Bill Johnston has been using this process. The claim is that the soap replaces the water in the cells of the wood, which is the part of the drying that takes the longest.
Benefits are suppose to be easer cutting and sanding after drying, as well as stronger wood if applied to dry wood, reducing tear out. All would be great benefits. Some discussion of negatives has been that it does not prevent cracking and that it can leave the wood smelling like LDD. I’m going to give this a go and see what happens.
Polyethylene Glycol (PEG)
This is the one method that I would NOT recommend. PEG is a commercial product that you can buy that stabilizes the wood.

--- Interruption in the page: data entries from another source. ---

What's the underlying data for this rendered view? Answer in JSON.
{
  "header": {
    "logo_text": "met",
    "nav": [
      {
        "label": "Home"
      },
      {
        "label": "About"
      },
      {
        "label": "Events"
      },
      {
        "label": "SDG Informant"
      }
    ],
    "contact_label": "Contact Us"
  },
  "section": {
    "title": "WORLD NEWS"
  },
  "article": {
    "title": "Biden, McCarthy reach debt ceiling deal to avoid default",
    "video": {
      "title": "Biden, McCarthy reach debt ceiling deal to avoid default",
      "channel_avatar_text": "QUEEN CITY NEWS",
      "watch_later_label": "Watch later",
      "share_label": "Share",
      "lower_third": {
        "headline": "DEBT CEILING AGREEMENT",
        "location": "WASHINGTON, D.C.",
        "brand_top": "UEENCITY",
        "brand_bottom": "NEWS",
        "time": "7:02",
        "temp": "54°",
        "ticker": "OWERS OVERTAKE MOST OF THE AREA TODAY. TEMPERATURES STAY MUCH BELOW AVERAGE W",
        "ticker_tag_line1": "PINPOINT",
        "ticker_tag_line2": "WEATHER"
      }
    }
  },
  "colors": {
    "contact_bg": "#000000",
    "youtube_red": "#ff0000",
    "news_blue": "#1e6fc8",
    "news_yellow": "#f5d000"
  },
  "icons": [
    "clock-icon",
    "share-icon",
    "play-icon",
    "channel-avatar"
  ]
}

When it first came out, it was all the rage, and most of us bought some. When applied as per the instructions on the can, the chemicals would replace the water and harden in the wood.
But, the down side is that it does cause problems with finishes. Finishes that are suppose to soak into the wood, like oils, have a very hard time penetrating, so you end up with a spotty coverage. Surface finishes have a hard time sticking to the wood.
Bottom line, not good. I’ve got a can of it if anyone wants to try it, let me know. Why I don’t throw it out, is beyond me. Guess I’m a collector.
I’m sure that it will be impossible to keep this up to date, as people are constantly trying to find new ways to address this need. If you try something and it works, write it up so others can learn from you as well.